In the letter, the senators said the data make clear there is ample evidence a rate cut is merited, as there have been consecutive decreases in the Personal Consumption Expenditures index, which is the Fed’s preferred inflation gauge. Moreover, the letter adds, “The one-two punch of rising unemployment and slowing wage growth risks erasing the post-pandemic economic gains.” The FOMC is not scheduled to meet again until [September], with some analysts expecting it will announce a reduction in rates following that meeting. Some Republicans, including Donald Trump, have suggested that doing so would be a political favor to Democrats. In response, the three Democratic senators said in their letters that not cutting in response to the economic data would “indicate that the Fed is giving in to bullying, and is putting political considerations ahead of its dual mandate to ‘promote maximum employment and stable prices.”Liz, Hick and Sheldon are right on the monetary policy here. The 12-month change in the core PCE index has been under 3% for all of 2024, and while wage growth is decent, it’s not anything that’ll cause costs to jump back up (in fact, the Employment Cost Index is growing by its lowest rate in 3 years). And yet Powell and company are keeping the Fed Funds rate at double the rate of inflation in 2024. That’s a marked contrast to 5 years ago, when the Fed was caving to the complaints of Donald Trump and started cutting rates from a much lower level (2.5% vs 5.5% today), in a time when unemployment was lower then than it is today, with an Employment Cost Index and inflation number within 1% of the 12-month change that we are seeing today.
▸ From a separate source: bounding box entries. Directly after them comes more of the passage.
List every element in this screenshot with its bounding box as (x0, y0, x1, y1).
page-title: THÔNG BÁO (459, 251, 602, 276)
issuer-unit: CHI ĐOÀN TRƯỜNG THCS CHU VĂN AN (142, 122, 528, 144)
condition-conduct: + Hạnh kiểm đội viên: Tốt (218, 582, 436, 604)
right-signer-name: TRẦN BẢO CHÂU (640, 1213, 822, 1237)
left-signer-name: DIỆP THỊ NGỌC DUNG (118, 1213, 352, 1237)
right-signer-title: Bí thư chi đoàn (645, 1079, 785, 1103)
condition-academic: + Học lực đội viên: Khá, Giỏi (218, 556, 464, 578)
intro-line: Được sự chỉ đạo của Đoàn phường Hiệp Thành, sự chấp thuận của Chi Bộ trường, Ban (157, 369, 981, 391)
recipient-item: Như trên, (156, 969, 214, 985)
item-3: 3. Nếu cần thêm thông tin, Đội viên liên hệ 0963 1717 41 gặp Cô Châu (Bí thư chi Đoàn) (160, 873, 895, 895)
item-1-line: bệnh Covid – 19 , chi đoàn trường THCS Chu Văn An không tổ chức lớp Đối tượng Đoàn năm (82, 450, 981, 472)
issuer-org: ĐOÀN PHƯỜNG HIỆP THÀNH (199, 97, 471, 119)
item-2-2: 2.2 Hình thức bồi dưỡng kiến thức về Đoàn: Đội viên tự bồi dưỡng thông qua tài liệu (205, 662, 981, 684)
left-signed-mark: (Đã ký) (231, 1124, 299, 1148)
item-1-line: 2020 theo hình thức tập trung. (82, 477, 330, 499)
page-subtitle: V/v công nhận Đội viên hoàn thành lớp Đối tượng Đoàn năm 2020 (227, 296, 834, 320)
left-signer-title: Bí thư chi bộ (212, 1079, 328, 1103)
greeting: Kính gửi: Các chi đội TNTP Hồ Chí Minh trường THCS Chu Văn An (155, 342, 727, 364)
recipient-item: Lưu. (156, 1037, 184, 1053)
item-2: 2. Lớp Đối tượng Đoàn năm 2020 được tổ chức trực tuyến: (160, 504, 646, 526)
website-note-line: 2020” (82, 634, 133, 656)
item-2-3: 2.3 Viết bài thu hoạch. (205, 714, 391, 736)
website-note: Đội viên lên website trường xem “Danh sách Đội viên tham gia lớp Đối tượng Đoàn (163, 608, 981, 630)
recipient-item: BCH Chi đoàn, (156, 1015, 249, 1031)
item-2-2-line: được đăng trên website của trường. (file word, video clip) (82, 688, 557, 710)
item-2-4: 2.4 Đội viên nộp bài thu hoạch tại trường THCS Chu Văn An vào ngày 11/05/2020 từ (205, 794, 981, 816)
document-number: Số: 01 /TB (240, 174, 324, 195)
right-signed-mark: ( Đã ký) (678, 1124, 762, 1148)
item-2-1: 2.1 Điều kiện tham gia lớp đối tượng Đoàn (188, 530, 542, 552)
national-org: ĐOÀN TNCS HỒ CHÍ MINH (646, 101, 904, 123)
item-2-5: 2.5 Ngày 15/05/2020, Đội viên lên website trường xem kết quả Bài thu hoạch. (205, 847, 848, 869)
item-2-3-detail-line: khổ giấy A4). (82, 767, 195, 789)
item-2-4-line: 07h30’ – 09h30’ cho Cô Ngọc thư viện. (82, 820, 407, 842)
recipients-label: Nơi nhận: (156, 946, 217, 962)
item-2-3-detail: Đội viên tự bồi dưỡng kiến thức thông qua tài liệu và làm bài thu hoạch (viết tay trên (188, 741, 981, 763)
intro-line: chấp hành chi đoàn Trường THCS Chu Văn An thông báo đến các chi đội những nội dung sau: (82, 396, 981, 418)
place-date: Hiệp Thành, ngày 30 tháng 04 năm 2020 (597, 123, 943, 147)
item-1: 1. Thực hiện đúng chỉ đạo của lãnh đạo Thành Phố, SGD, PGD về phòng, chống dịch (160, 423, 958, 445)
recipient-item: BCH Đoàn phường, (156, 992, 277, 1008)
Maybe now that President Biden doesn’t have to worry about facing the voters, he might spend some of his remaining time in office to draw attention to the fact that the Fed was slow to react to higher prices in 2021 (they didn’t start raising rates until gas prices started spiking in March 2022), and had to drastically raise rates to their current, punitive levels to make up for it. Now the Fed is being far too slow in reacting to our post-COVID reality, and keep chasing the inflation that came from a one-time economic disruption (with a big side order of corporate greed) when that situation has long passed. Tomorrow's July jobs report sure seems a lot more important than it did a week ago. If that comes in weak, watch for the talk of "RECESSION?" to pick up rapidly. Even if we aren't that close to it yet.
Sure enough, the July jobs report is not good. Only a seasonally-adjusted 114,000 jobs added, May and June revised down by a total of 29,000, and unemployment up to 4.3%.
ReplyDeleteThe Fed missed where the economy was going, and now we are behind the curve on changing monetary policy again. Jerks.